Tuesday, December 19, 2006

Depth Perception and the wave

Mike Jorgenson

I tried to do a little analysis of the frequencies in the waveforms in relationship to the sense of percieved distance/depth in the recording. First, a few disclaimers. 1) I'm not 100% sure I'm analyzing the frequencies right. 2) The sounds I've chosen are based on what I feel to be good (or poor also) examples of depth. That said, here we go.
I looked at the frequencies using the spectral frequency view in Adobe Audition. I took tests 03-01, 03-14, 08-3, and 10-11 to try to compare a few things. First, I took test 03-01 and 03-14. These clips are from the same test and the particular clicks I compared are the same click. In addition, I chose 03-14 because it's position was not too far off of the 03-01 position. So, in theory they should sound generally the same. However, they are from different rigs. I found a few things. First, I thought in general the 03-01 sounded like there was a little more distance to the clicks. From just hearing it I thought that one of the major differences was the middle and background noise that affected this depth perception. It seems that the brighter the middle and background tones the closer the object is perceived to be. Comparing the two waveforms this seemed to be confirmed. (This sound is the 03-01 rig click 2x, followed by the 03-14 rig click 2x). The 03-14 rig has much more green and orange in this picture, signifying higher energy sound, in the 4k-10k frequency range. In comparison to the other tests I looked at it seems that the tests that sounded closer (08-03 and 10-11) had more frequency response in this same range. The lower frequencies seemed to roll off in the decay whereas in the 03 tests they did not. They seemed to remain consistent from about 6khz down. In the 08 and 10 tests you can visually see this as the green dissipates bulges in the middle (looking vertically at the click) and then sucks in at the lower frequencies. However, there is also something else to it. Looking horizontally across a small range of frequencies (say roughly one 'spike' horizontally) there are different shapes produced by the high energy and low energy colors through the decay. For example, the 03-01 test has a fat, thin base on the left that spikes fairly quickly (see pic). Test 08-03 has a more bulbous base with only a small spike. And test 10-11 has a fairly consistent slope to it. I viewed test 08-03 as having better depth percieved than test 10-11 and worse then 03-01. So it seems that the more gradual the slope of the energy, the closer the sound appears to be.
The rigs that I have chosen to look at actually says something about this I think. Test 03-01 is one of the tests on the dowel with only a simple baffle.
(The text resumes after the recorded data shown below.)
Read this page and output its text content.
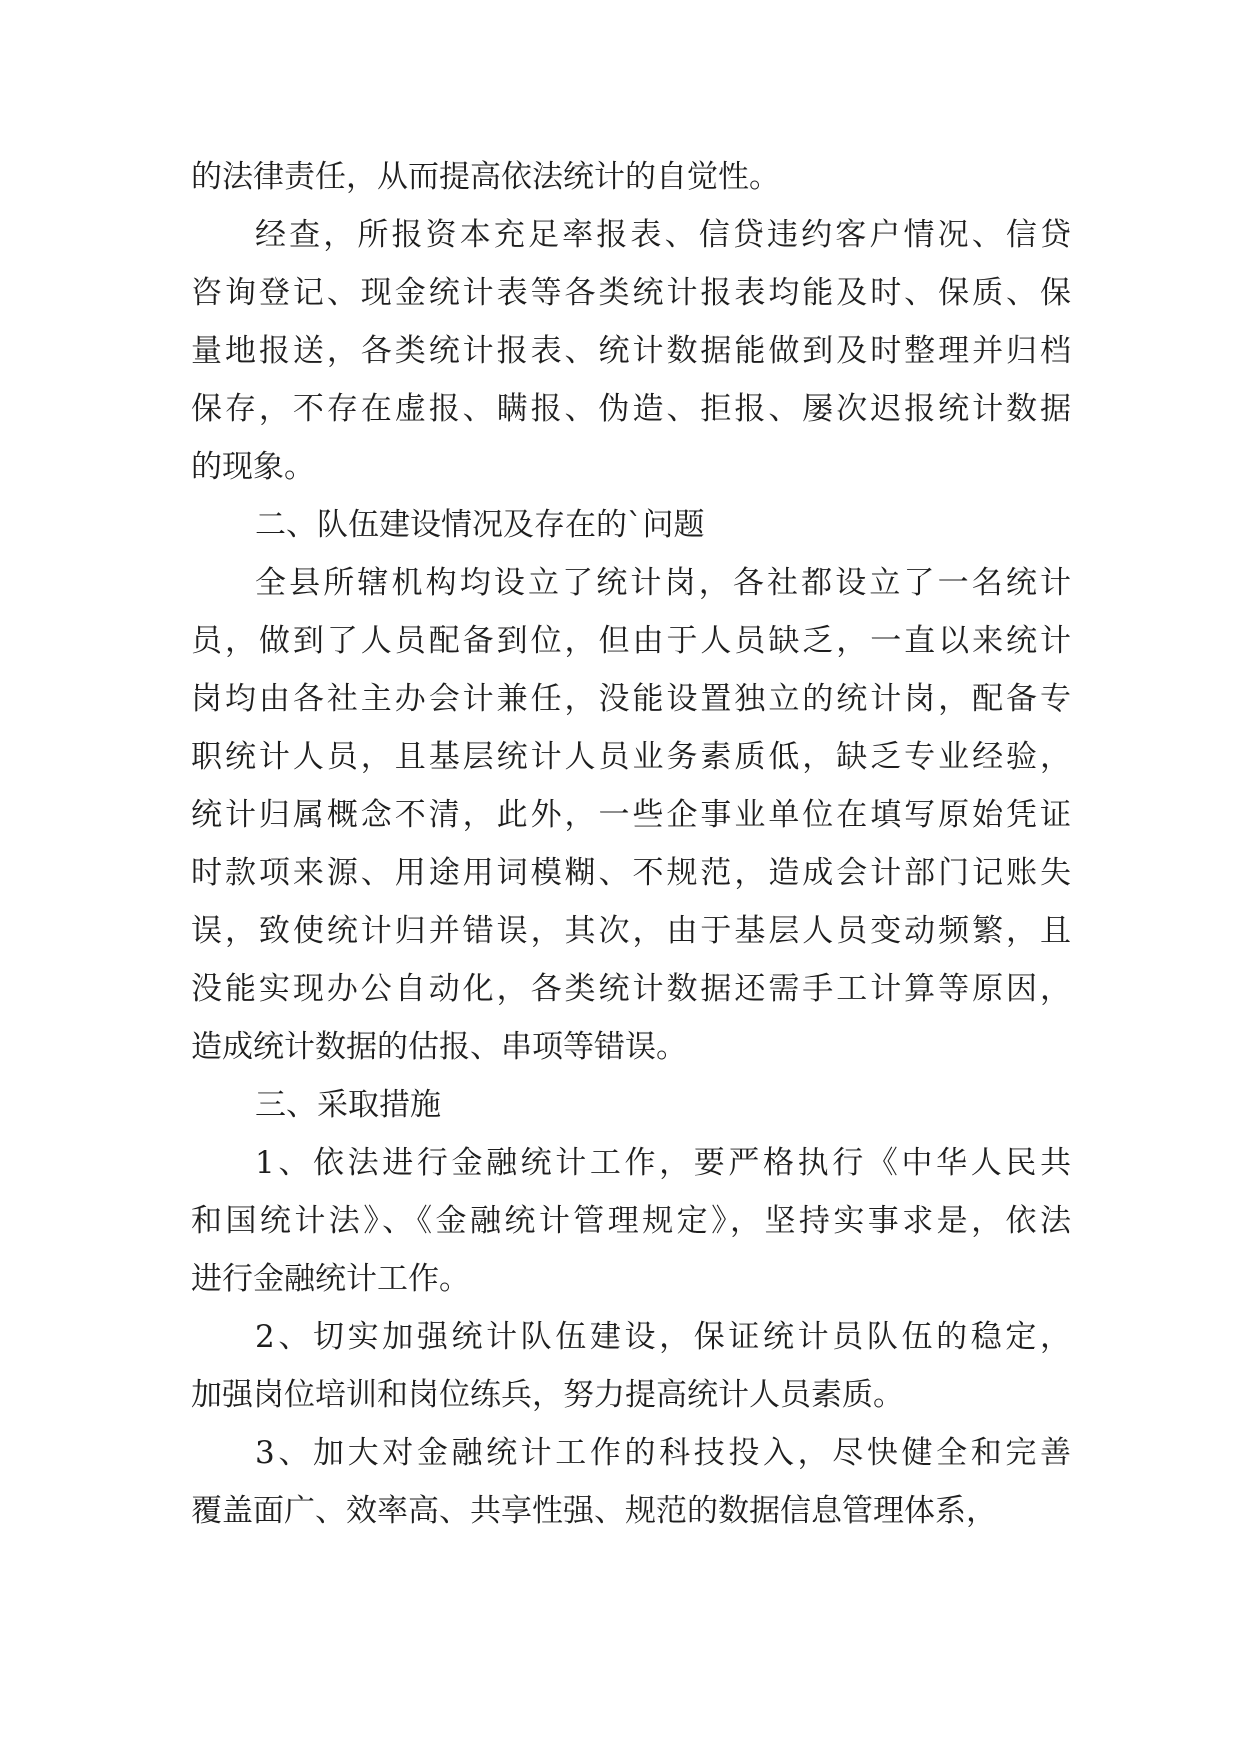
的法律责任，从而提高依法统计的自觉性。
经查，所报资本充足率报表、信贷违约客户情况、信贷
咨询登记、现金统计表等各类统计报表均能及时、保质、保
量地报送，各类统计报表、统计数据能做到及时整理并归档
保存，不存在虚报、瞒报、伪造、拒报、屡次迟报统计数据
的现象。
二、队伍建设情况及存在的`问题
全县所辖机构均设立了统计岗，各社都设立了一名统计
员，做到了人员配备到位，但由于人员缺乏，一直以来统计
岗均由各社主办会计兼任，没能设置独立的统计岗，配备专
职统计人员，且基层统计人员业务素质低，缺乏专业经验，
统计归属概念不清，此外，一些企事业单位在填写原始凭证
时款项来源、用途用词模糊、不规范，造成会计部门记账失
误，致使统计归并错误，其次，由于基层人员变动频繁，且
没能实现办公自动化，各类统计数据还需手工计算等原因，
造成统计数据的估报、串项等错误。
三、采取措施
1、依法进行金融统计工作，要严格执行《中华人民共
和国统计法》、《金融统计管理规定》，坚持实事求是，依法
进行金融统计工作。
2、切实加强统计队伍建设，保证统计员队伍的稳定，
加强岗位培训和岗位练兵，努力提高统计人员素质。
3、加大对金融统计工作的科技投入，尽快健全和完善
覆盖面广、效率高、共享性强、规范的数据信息管理体系，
Test 08-03 is a double boundary. Test 10-11 is a triple boundary. It seems that the more boundaries you have, the closer the sound is percieved to be at. Like I said though, I'm no expert. But this is what I found to be true.

1 comment:

us said...

Hi Mike--

This is a heck of an ambitious study. Let it be known that everything that is confusing in it can be traced to my bad advice.

Here are some crude building blocks as best as I can tell, quickly:

(1) Assuming the difference will be attributed to the mic rig, can one be sure that we can identify one recording as better at portraying a sense of "distance" compared to another? (This at least assumes same place, same mics, same sound impulse)

(2) If so, can we still discern the difference when two recording levels are used?

As recording level is increased (without over-modulation), one's sense of "reach" into space also increases. Playback loudness is very much connected to the amount of distance one can hear in a recording, because things in the distance are inherently quieter and quieter.

Lets assume we can tell that one rig works better because we can hear the reverb "tail" for a longer period of time before it dissolves into a constant field of background drones at the barn.

To test if we can discern this between two rigs would require having the two rigs as close as possible to each other, the same mics and the exact same stimulus. Why? Because a louder impulse will produce an echo that remains above the masking of the background sounds longer.

In short, this test is a very tall order. We'd need a very large, extremely quiet location and perfectly repeatable impulses. Ideally, we like the reverb tail to blend into the self noise of the mics, and not into any background sounds, but short of that, not a loud factory next door. At this level of subtlety, I bet we could hear things in the recordings that the sonograms won't show.

Sorry about the wild reverb tail chase, Mike. We still learned something and most important, have justified going camping in order to perform some critical research. Rob D.